Poisoned Dreams
Page 3
“You haven’t seen her since she left to go to college?”
Her smile saddens in shadowy dimness. “Not once. That last night, she said we’d have lunch and things. I guess she lost my phone number.”
The interviewer tries to quicken the pace; he’s learned from experience that Crystal’s time is limited. In another fifteen minutes she’ll have to dance again. The dancers make the circuit, beginning on center stage, then moving in sequence to the various platforms around the room as other girls take their places in the center. The circuit takes about an hour and a half. If the interviewer doesn’t finish with Crystal during her break, he’s stuck in the club until past midnight. “Let’s talk some about Dillard now,” he says.
She hesitates. “I guess since it’s all over …”
“It’s over. The case is on appeal, but …”
“It’s over, then,” she says.
“Right. You told me before, that was two nights ago, you told me he was different.”
She nods, more direct now, having made the commitment to talk about it. “A lot of these guys, older, they’re in here because they like to play around and maybe don’t have the looks or whatever to get women other places. That’s what we’re here for.”

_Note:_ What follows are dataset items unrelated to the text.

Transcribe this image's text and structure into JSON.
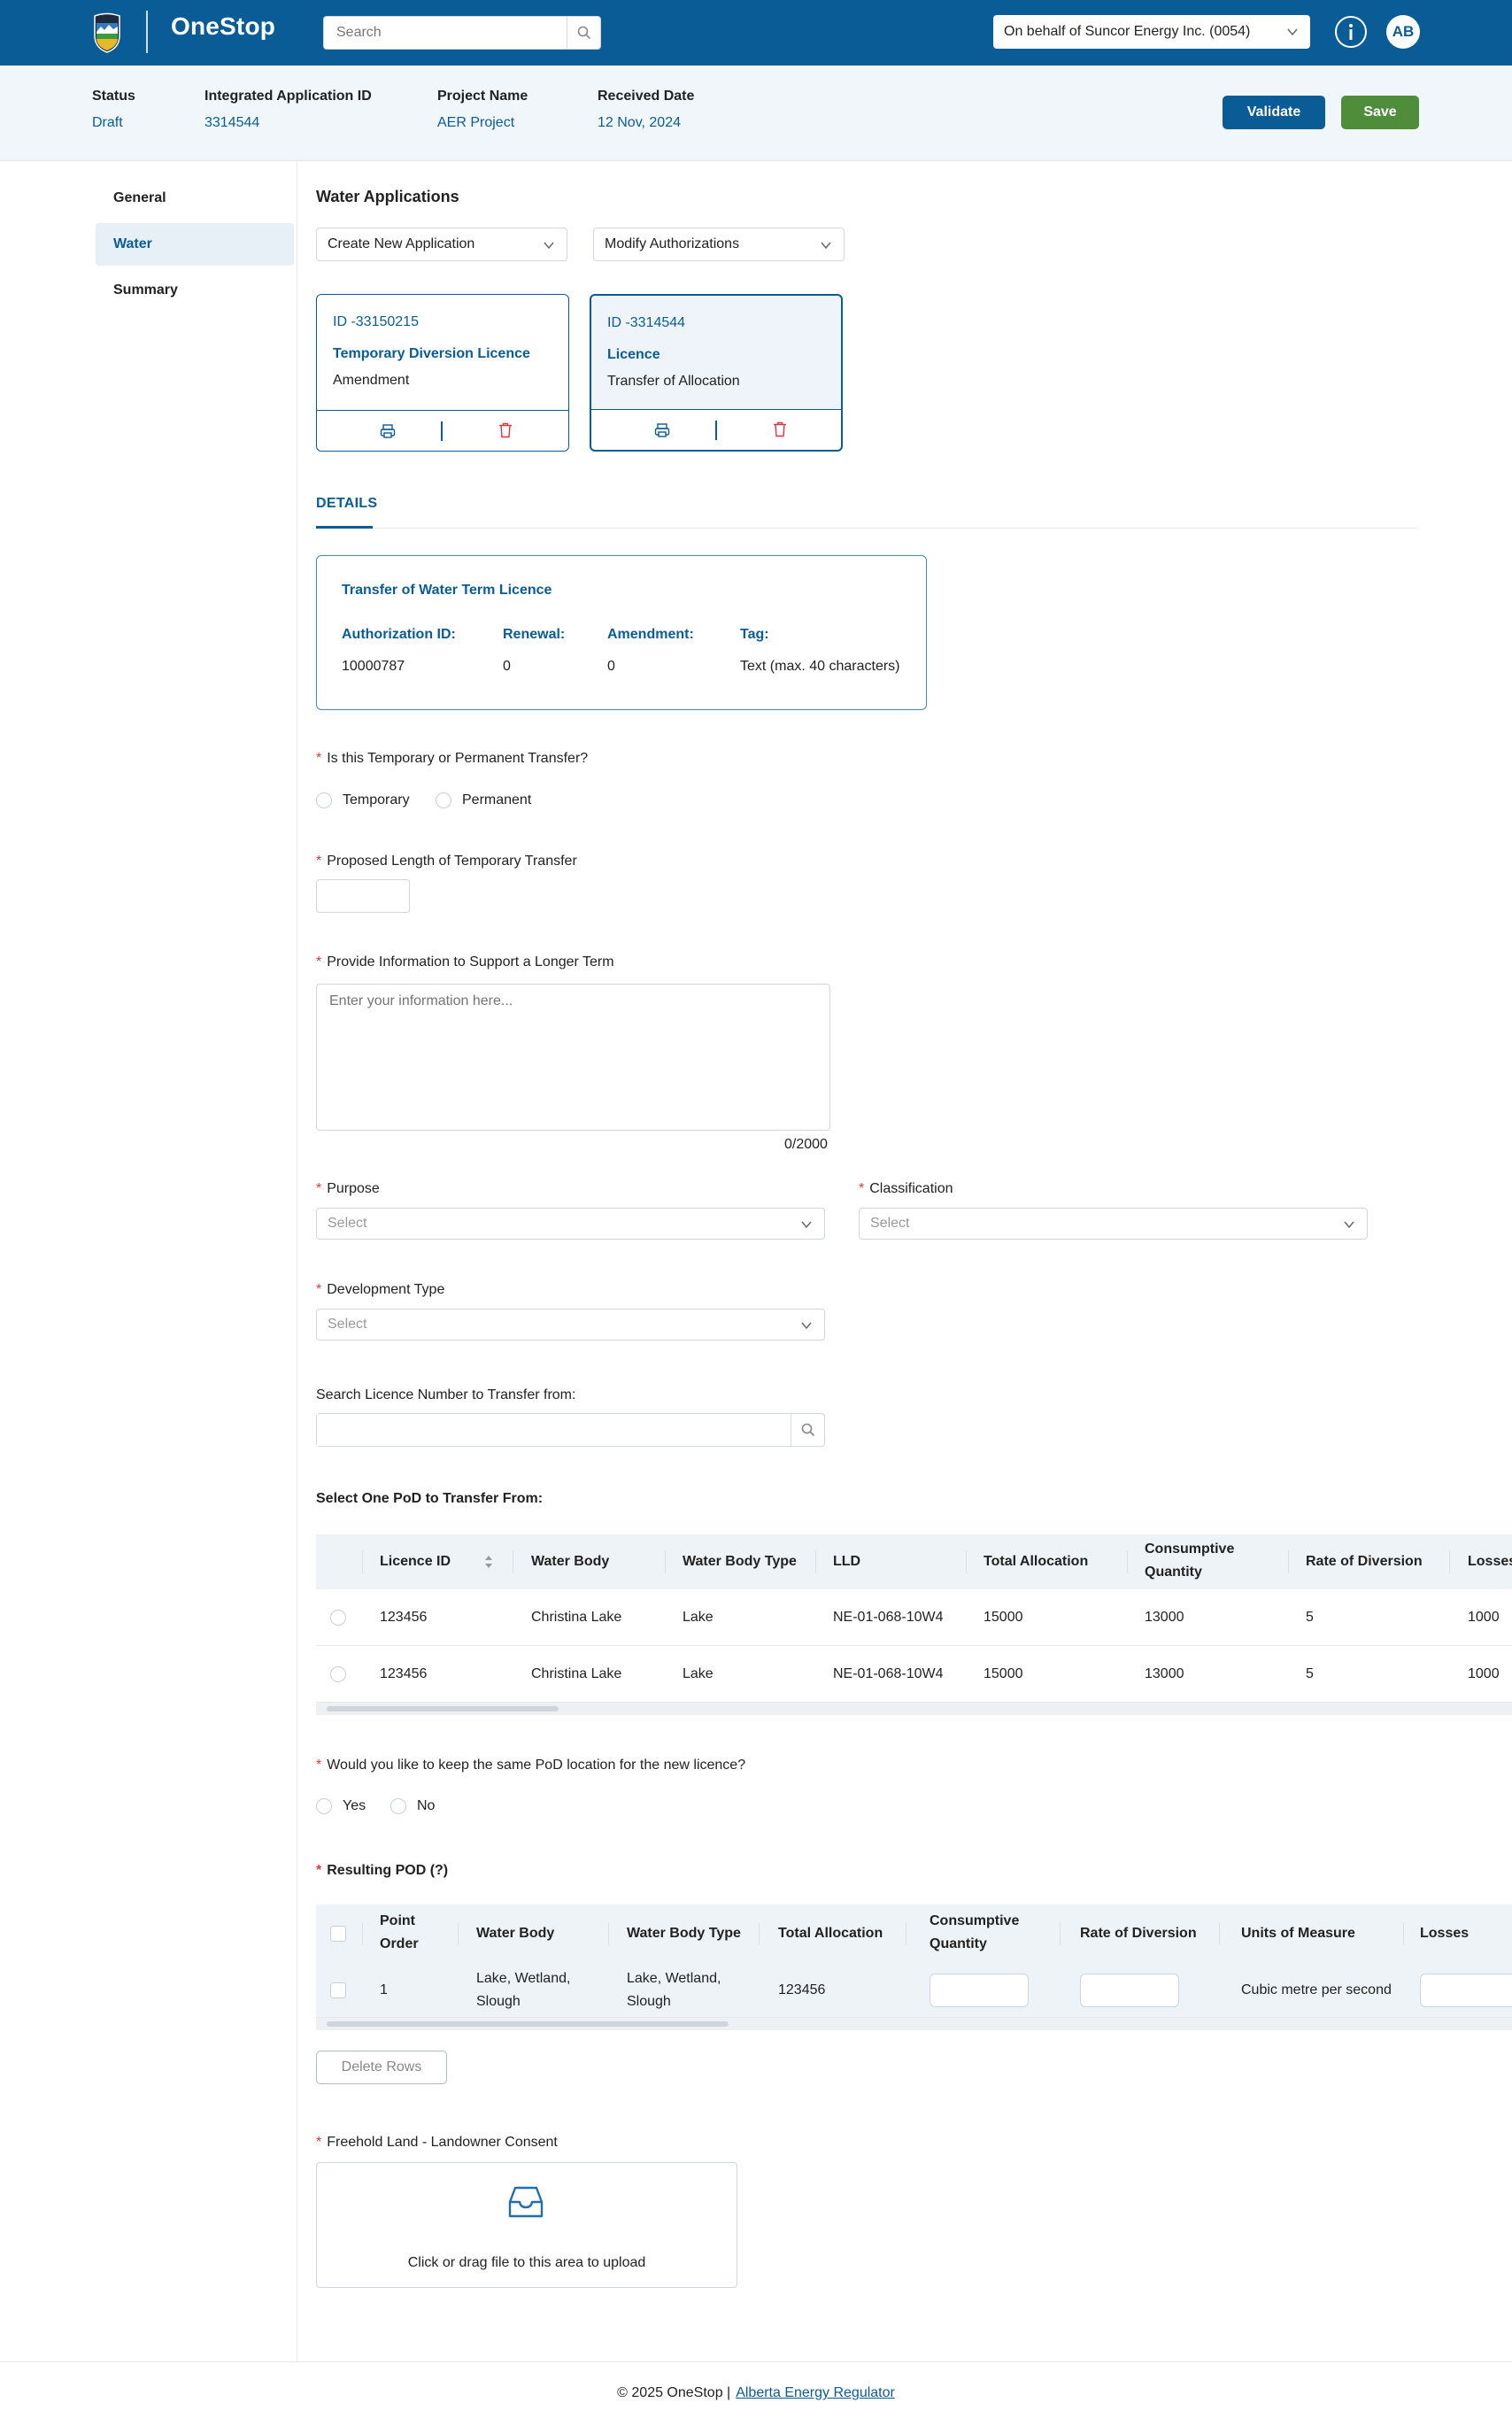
{
  "header": {
    "brand": "OneStop",
    "search_placeholder": "Search",
    "behalf": "On behalf of Suncor Energy Inc. (0054)",
    "avatar": "AB"
  },
  "summary": {
    "status_label": "Status",
    "status_value": "Draft",
    "app_id_label": "Integrated Application ID",
    "app_id_value": "3314544",
    "project_label": "Project Name",
    "project_value": "AER Project",
    "date_label": "Received Date",
    "date_value": "12 Nov, 2024",
    "validate": "Validate",
    "save": "Save"
  },
  "sidebar": {
    "items": [
      {
        "label": "General"
      },
      {
        "label": "Water"
      },
      {
        "label": "Summary"
      }
    ]
  },
  "water": {
    "title": "Water Applications",
    "create": "Create New Application",
    "modify": "Modify Authorizations",
    "cards": [
      {
        "id": "ID -33150215",
        "type": "Temporary Diversion Licence",
        "sub": "Amendment"
      },
      {
        "id": "ID -3314544",
        "type": "Licence",
        "sub": "Transfer  of Allocation"
      }
    ]
  },
  "details": {
    "tab": "DETAILS",
    "title": "Transfer of Water Term Licence",
    "auth_label": "Authorization ID:",
    "auth_value": "10000787",
    "renewal_label": "Renewal:",
    "renewal_value": "0",
    "amend_label": "Amendment:",
    "amend_value": "0",
    "tag_label": "Tag:",
    "tag_value": "Text (max. 40 characters)"
  },
  "form": {
    "q_transfer": "Is this Temporary or Permanent Transfer?",
    "opt_temporary": "Temporary",
    "opt_permanent": "Permanent",
    "q_length": "Proposed Length of Temporary Transfer",
    "q_info": "Provide Information to Support a Longer Term",
    "info_placeholder": "Enter your information here...",
    "counter": "0/2000",
    "purpose": "Purpose",
    "classification": "Classification",
    "development": "Development Type",
    "select": "Select",
    "search_licence": "Search Licence Number to Transfer from:",
    "select_pod": "Select One PoD to Transfer From:",
    "q_same_pod": "Would you like to keep the same PoD location for the new licence?",
    "opt_yes": "Yes",
    "opt_no": "No",
    "resulting_pod": "Resulting POD (?)",
    "delete_rows": "Delete Rows",
    "freehold": "Freehold Land - Landowner Consent",
    "upload_text": "Click or drag file to this area to upload"
  },
  "pod_table": {
    "headers": [
      "Licence ID",
      "Water Body",
      "Water Body Type",
      "LLD",
      "Total Allocation",
      "Consumptive",
      "Quantity",
      "Rate of Diversion",
      "Losses"
    ],
    "rows": [
      [
        "123456",
        "Christina Lake",
        "Lake",
        "NE-01-068-10W4",
        "15000",
        "13000",
        "5",
        "1000"
      ],
      [
        "123456",
        "Christina Lake",
        "Lake",
        "NE-01-068-10W4",
        "15000",
        "13000",
        "5",
        "1000"
      ]
    ]
  },
  "result_table": {
    "headers": [
      "Point",
      "Order",
      "Water Body",
      "Water Body Type",
      "Total Allocation",
      "Consumptive",
      "Quantity",
      "Rate of Diversion",
      "Units of Measure",
      "Losses"
    ],
    "row": {
      "order": "1",
      "water_body_1": "Lake, Wetland,",
      "water_body_2": "Slough",
      "type_1": "Lake, Wetland,",
      "type_2": "Slough",
      "allocation": "123456",
      "units": "Cubic metre per second"
    }
  },
  "footer": {
    "copyright": "© 2025 OneStop |",
    "link": "Alberta Energy Regulator"
  },
  "colors": {
    "primary": "#0a5c97",
    "save": "#4f8d3b",
    "required": "#e03a3a",
    "delete_icon": "#d9363e"
  },
  "icons": [
    "alberta-logo-icon",
    "search-icon",
    "chevron-down-icon",
    "info-icon",
    "print-icon",
    "trash-icon",
    "sort-icon",
    "inbox-upload-icon"
  ]
}
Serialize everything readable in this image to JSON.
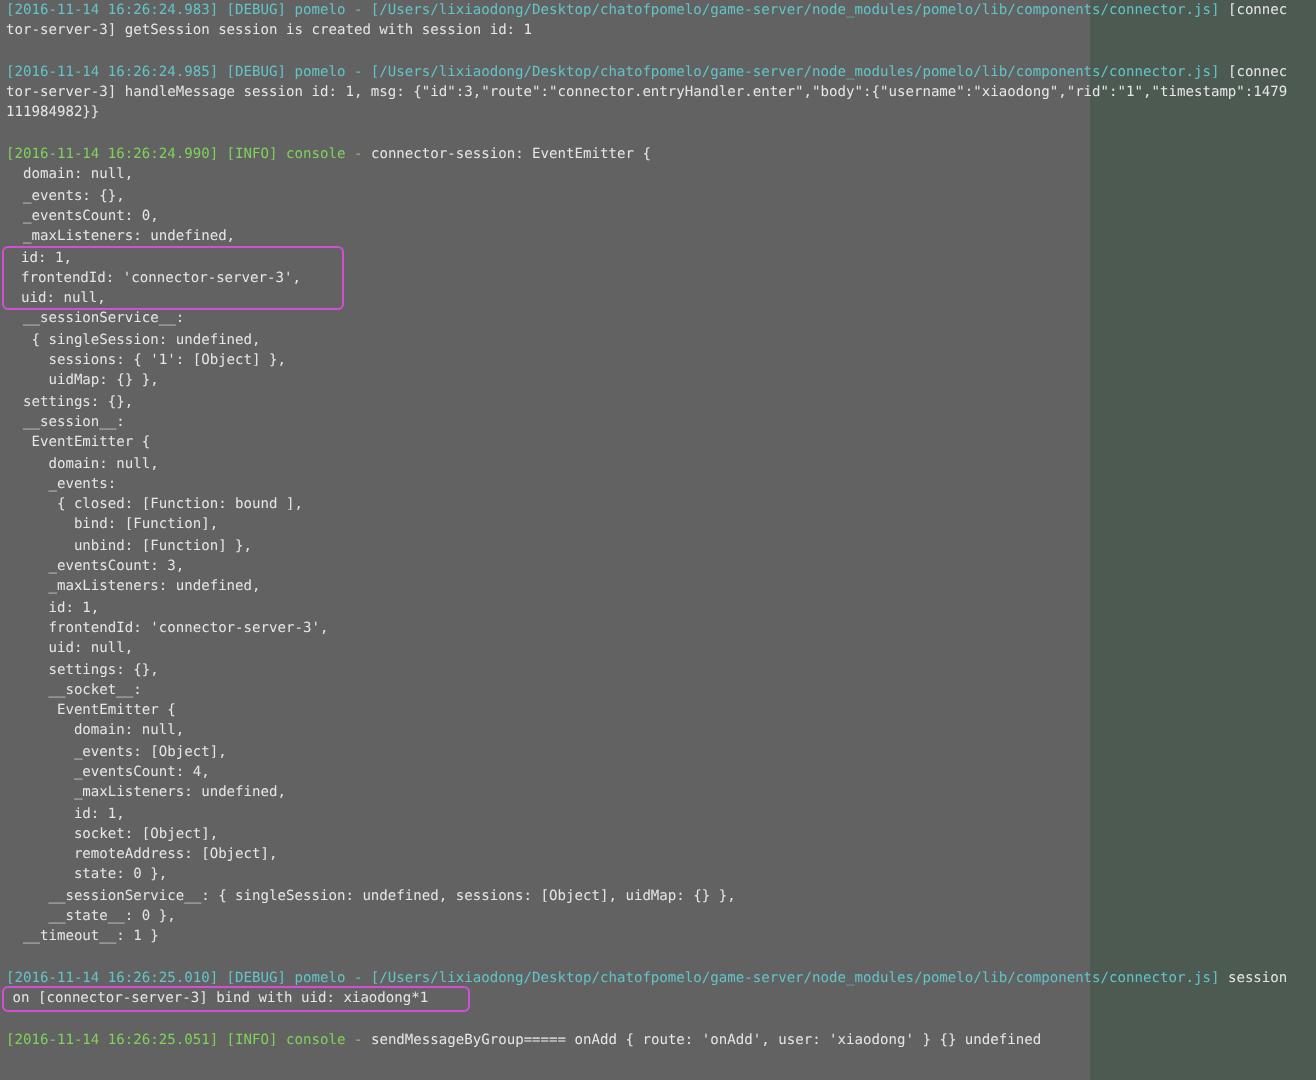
{
  "entries": [
    {
      "kind": "debug",
      "header": "[2016-11-14 16:26:24.983] [DEBUG] pomelo - [/Users/lixiaodong/Desktop/chatofpomelo/game-server/node_modules/pomelo/lib/components/connector.js]",
      "message": "[connec",
      "continuation": [
        "tor-server-3] getSession session is created with session id: 1"
      ]
    },
    {
      "kind": "blank"
    },
    {
      "kind": "debug",
      "header": "[2016-11-14 16:26:24.985] [DEBUG] pomelo - [/Users/lixiaodong/Desktop/chatofpomelo/game-server/node_modules/pomelo/lib/components/connector.js]",
      "message": "[connec",
      "continuation": [
        "tor-server-3] handleMessage session id: 1, msg: {\"id\":3,\"route\":\"connector.entryHandler.enter\",\"body\":{\"username\":\"xiaodong\",\"rid\":\"1\",\"timestamp\":1479",
        "111984982}}"
      ]
    },
    {
      "kind": "blank"
    },
    {
      "kind": "info",
      "header": "[2016-11-14 16:26:24.990] [INFO] console -",
      "message": "connector-session: EventEmitter {"
    },
    {
      "kind": "text",
      "text": "  domain: null,"
    },
    {
      "kind": "text",
      "text": "  _events: {},"
    },
    {
      "kind": "text",
      "text": "  _eventsCount: 0,"
    },
    {
      "kind": "text",
      "text": "  _maxListeners: undefined,"
    },
    {
      "kind": "highlight",
      "lines": [
        "  id: 1,",
        "  frontendId: 'connector-server-3',",
        "  uid: null,"
      ]
    },
    {
      "kind": "text",
      "text": "  __sessionService__:"
    },
    {
      "kind": "text",
      "text": "   { singleSession: undefined,"
    },
    {
      "kind": "text",
      "text": "     sessions: { '1': [Object] },"
    },
    {
      "kind": "text",
      "text": "     uidMap: {} },"
    },
    {
      "kind": "text",
      "text": "  settings: {},"
    },
    {
      "kind": "text",
      "text": "  __session__:"
    },
    {
      "kind": "text",
      "text": "   EventEmitter {"
    },
    {
      "kind": "text",
      "text": "     domain: null,"
    },
    {
      "kind": "text",
      "text": "     _events:"
    },
    {
      "kind": "text",
      "text": "      { closed: [Function: bound ],"
    },
    {
      "kind": "text",
      "text": "        bind: [Function],"
    },
    {
      "kind": "text",
      "text": "        unbind: [Function] },"
    },
    {
      "kind": "text",
      "text": "     _eventsCount: 3,"
    },
    {
      "kind": "text",
      "text": "     _maxListeners: undefined,"
    },
    {
      "kind": "text",
      "text": "     id: 1,"
    },
    {
      "kind": "text",
      "text": "     frontendId: 'connector-server-3',"
    },
    {
      "kind": "text",
      "text": "     uid: null,"
    },
    {
      "kind": "text",
      "text": "     settings: {},"
    },
    {
      "kind": "text",
      "text": "     __socket__:"
    },
    {
      "kind": "text",
      "text": "      EventEmitter {"
    },
    {
      "kind": "text",
      "text": "        domain: null,"
    },
    {
      "kind": "text",
      "text": "        _events: [Object],"
    },
    {
      "kind": "text",
      "text": "        _eventsCount: 4,"
    },
    {
      "kind": "text",
      "text": "        _maxListeners: undefined,"
    },
    {
      "kind": "text",
      "text": "        id: 1,"
    },
    {
      "kind": "text",
      "text": "        socket: [Object],"
    },
    {
      "kind": "text",
      "text": "        remoteAddress: [Object],"
    },
    {
      "kind": "text",
      "text": "        state: 0 },"
    },
    {
      "kind": "text",
      "text": "     __sessionService__: { singleSession: undefined, sessions: [Object], uidMap: {} },"
    },
    {
      "kind": "text",
      "text": "     __state__: 0 },"
    },
    {
      "kind": "text",
      "text": "  __timeout__: 1 }"
    },
    {
      "kind": "blank"
    },
    {
      "kind": "debug",
      "header": "[2016-11-14 16:26:25.010] [DEBUG] pomelo - [/Users/lixiaodong/Desktop/chatofpomelo/game-server/node_modules/pomelo/lib/components/connector.js]",
      "message": "session"
    },
    {
      "kind": "highlight",
      "lines": [
        " on [connector-server-3] bind with uid: xiaodong*1"
      ]
    },
    {
      "kind": "blank"
    },
    {
      "kind": "info",
      "header": "[2016-11-14 16:26:25.051] [INFO] console -",
      "message": "sendMessageByGroup===== onAdd { route: 'onAdd', user: 'xiaodong' } {} undefined"
    }
  ]
}
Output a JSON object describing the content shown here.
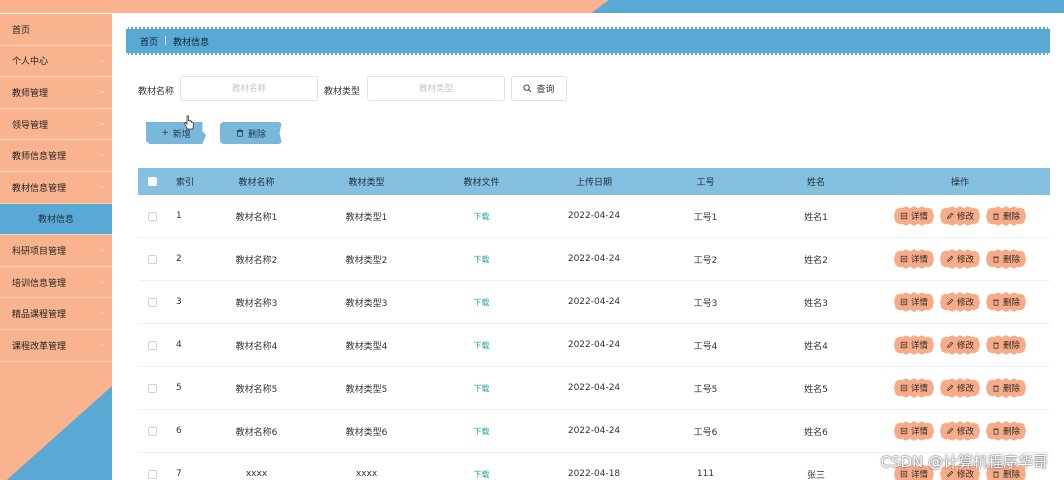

“That wasn’t the story with him?”
Her forehead puckers in thought. “This is just my observation. Barbara is the one that knew the guy. But, yeah, he seemed, like, driven or something. This was a good-looking guy, not the type we usually run across. You know, older guys. Him and his crowd, they spent money like, wow. Sure, a lot of men pay for table dances, but they’d have, like, two or three girls at a time. More, even.” She looks nervously around her, over at the bar, where the manager is watching. He knows what this conversation concerns, and doesn’t want the other dancers or customers to get interested in the couple at the table. There are certain customers to whom the presence of a writer would mean an early exit. “I told you, didn’t I, that until all that stuff was in the papers we didn’t know who he was,” she says.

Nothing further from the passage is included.